As the world remembers Justice Scalia this week, plenty of attention has been given to his role as the Supreme Court’s conservative leader, originalism’s most successful advocate, or even the bench’s most sarcastic judge. But many of the retrospectives miss a major part of Justice Scalia’s life: his time as a law professor.
Justice Scalia spent much of his early career bouncing back and forth between practice and academia, including seven years teaching law at the University of Chicago. Could you have survived Professor Scalia?
Getting Cold Called by Scalia
If you were a law student at the University of Chicago in the late 70s, you might have had a young professor Scalia for contracts — or administrative law, or constitutional law, or federal communications law, or just hanging around your Federalist Society clubhouse. Scalia, a Harvard Law grad, was attracted to the school’s conservative reputation and “Straussian” approach to textual interpretation, according to Chicago’s student newspaper, The Chicago Maroon. The free tuition for his then seven children was also a benefit.
Getting cold called by Professor Scalia in Admin might be the closest many lawyers ever got to experiencing Supreme Court oral arguments. And, if Scalia’s SCOTUS tactics were any indication, it wouldn’t have been a pleasant experience. Here’s how former Solicitor General and Scalia clerk, Paul Clement, describes Scalia’s oral argument tactics:
Justice Scalia’s questions were pointed and inimitable. He came to each argument fully prepared to engage with counsel. To paraphrase the justice, when it was time for oral argument, “this wolf came as a wolf.”
But He’d Go Easy on Students, Right?
Of course, many of his students remember his classes fondly — or at least without noticeable signs of trauma. He was “an engaging teacher who used a mythical apple (linked, in Scalia style, to the Founding Fathers), and as the example in each of the hypothetical contracts in his Contracts class,” according to the Maroon.
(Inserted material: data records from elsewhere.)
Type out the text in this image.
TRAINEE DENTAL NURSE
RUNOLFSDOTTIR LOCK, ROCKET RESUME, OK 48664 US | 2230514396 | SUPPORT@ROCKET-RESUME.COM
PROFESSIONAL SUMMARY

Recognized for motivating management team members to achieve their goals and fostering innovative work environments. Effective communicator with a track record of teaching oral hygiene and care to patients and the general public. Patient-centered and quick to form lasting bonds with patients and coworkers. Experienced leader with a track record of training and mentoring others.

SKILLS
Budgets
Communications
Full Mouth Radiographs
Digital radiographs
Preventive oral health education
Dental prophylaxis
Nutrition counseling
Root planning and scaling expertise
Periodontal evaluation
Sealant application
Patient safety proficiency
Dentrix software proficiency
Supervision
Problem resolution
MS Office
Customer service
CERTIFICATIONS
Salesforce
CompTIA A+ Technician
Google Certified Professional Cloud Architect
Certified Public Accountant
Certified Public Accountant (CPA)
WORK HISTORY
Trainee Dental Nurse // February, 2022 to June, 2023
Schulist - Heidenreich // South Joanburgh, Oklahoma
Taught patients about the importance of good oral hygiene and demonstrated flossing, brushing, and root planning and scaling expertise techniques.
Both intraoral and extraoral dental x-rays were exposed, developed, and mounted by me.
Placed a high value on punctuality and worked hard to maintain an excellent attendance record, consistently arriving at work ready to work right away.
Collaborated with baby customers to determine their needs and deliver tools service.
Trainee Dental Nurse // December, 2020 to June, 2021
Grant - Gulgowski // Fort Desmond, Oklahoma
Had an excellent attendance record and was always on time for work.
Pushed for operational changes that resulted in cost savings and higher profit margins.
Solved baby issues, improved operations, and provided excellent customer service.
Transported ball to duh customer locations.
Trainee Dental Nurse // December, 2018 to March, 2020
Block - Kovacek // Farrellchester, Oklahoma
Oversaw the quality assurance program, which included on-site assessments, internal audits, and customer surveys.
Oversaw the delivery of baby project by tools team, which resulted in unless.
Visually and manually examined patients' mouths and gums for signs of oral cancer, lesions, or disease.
But Scalia has never been one to pull punches with students. When liberal (or just upstart) students would confront him about his opinions or approach to the law, he had no problem shutting them down, as he did with this student who asked about cameras in the Court, or this one, who took offense to the Justice’s homophobia, or this one, who second guessed Bush v. Gore.
So, would you have survived? Yes, probably. But it would have been a struggle, and a worthwhile one at that.